Yo también lo tengo de la suya. No sé hasta qué punto ha vivido usted con su pasado a cuestas o si esta incursión suya en aquellos años forma parte del repaso que se suele hacer cuando va cumpliéndose la vida de uno. Es posible que a su edad se parezca usted algo más al maestro francés de Los chicos del coro, si ya ha aceptado ser un pintor fracasado como monsieur Mathieu lo era en la música. Entonces, no, y es verdad que eso nos salvó, porque creía que los chicos de San Eustaquio íbamos a ser redimidos por la pintura, como Mathieu intentaba salvar a los muchachos por la música. El arte, maestro, raramente es curativo para el desasosiego, y en mi caso más bien lo recrudeció. Tal vez por eso soy un retratista, abandonados los fuegos que siempre ardían en mis telas.

Como le he dicho, lo recuerdo a usted bien: un jovencillo con gafas y aire de intelectual, entre modesto y resabidillo, altanero y bonachón, cobarde y atrevido, más guapo que Mathieu, y también más alto, pero en absoluto comparable al maestro francés, más vencido usted por la vida que él, también él con más edad para ser tan generoso como tal vez usted no lo fuera.

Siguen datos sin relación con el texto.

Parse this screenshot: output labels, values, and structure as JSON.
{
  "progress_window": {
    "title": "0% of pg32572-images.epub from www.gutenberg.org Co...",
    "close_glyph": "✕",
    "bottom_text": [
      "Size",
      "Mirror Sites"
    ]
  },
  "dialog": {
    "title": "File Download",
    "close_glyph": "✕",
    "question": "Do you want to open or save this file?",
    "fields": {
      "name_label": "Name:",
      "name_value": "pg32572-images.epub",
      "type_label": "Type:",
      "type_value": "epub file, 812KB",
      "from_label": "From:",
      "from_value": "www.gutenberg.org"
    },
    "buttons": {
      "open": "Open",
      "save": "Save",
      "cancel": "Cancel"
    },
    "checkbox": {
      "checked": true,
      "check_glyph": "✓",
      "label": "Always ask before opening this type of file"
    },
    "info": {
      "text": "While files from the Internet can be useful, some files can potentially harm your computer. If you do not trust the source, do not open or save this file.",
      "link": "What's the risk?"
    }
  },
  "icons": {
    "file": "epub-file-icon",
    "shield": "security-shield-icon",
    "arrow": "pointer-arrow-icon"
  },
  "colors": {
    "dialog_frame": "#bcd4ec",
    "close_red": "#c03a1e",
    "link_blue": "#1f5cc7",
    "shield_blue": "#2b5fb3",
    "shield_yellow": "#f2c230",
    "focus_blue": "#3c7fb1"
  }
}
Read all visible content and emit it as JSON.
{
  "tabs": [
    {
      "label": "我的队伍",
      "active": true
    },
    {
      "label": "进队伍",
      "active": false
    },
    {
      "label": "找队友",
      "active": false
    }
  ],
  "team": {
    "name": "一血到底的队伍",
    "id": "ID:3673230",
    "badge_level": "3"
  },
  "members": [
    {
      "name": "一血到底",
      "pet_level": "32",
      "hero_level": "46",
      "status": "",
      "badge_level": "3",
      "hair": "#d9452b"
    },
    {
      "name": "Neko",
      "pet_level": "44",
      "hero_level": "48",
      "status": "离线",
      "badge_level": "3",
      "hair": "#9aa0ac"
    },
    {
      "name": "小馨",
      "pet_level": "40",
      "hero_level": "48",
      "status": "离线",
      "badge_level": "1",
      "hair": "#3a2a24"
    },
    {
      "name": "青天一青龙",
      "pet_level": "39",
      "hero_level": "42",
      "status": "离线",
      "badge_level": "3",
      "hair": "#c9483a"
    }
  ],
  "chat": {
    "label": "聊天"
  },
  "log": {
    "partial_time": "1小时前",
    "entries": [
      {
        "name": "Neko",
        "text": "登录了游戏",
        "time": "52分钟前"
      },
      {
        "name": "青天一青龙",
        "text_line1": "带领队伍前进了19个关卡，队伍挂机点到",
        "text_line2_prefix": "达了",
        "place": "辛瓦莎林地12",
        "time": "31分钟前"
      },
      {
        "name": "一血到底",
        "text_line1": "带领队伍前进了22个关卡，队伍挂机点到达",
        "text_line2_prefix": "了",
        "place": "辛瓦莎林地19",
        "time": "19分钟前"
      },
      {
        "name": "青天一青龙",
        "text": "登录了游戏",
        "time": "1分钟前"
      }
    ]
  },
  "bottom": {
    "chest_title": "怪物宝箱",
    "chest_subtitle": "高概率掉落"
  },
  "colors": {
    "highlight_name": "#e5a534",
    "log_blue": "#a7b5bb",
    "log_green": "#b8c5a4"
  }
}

Desde luego, conmigo no lo fue, y no se equivoca al pensar que no le he perdonado su preferencia por Miguel. En San Eustaquio, estábamos tan escasos de cariño y de atención, que cualquier favorito desataba los celos. Su atención por Miguel iba más allá de la admiración de quien descubre un genio, y si digo más allá no es con mala intención. Su cariño por el muchacho me parece más importante pasado el tiempo, y a lo mejor a él también se lo parecía entonces, que la valoración de su pintura. Además, creo sinceramente que la de Miguel no era mejor que la mía, por mucho que viera usted, con sus aires de moderno, más arte en la falta de oficio de él que en la técnica que yo dominaba con más destreza.

Aprender a dibujar con gracia y con minucia me ha permitido después desdibujar con talento. No sé si me recuerda así, orgulloso, soberbio, ni estoy seguro de que el que soy se parezca mucho al que fui, o si le estoy dando la oportunidad de reconocerme así, no soy persona que se ande con más rodeos que los convenientes, y no son pocos, aunque no me parece que tenga que usarlos con usted. No le he perdonado; mi falta de indulgencia con usted, acabo de darme cuenta, se debe a que ha sido mi cómplice levantando el telón de un pasado que, no arrancado de mi vida, estaba adormecido en mi memoria.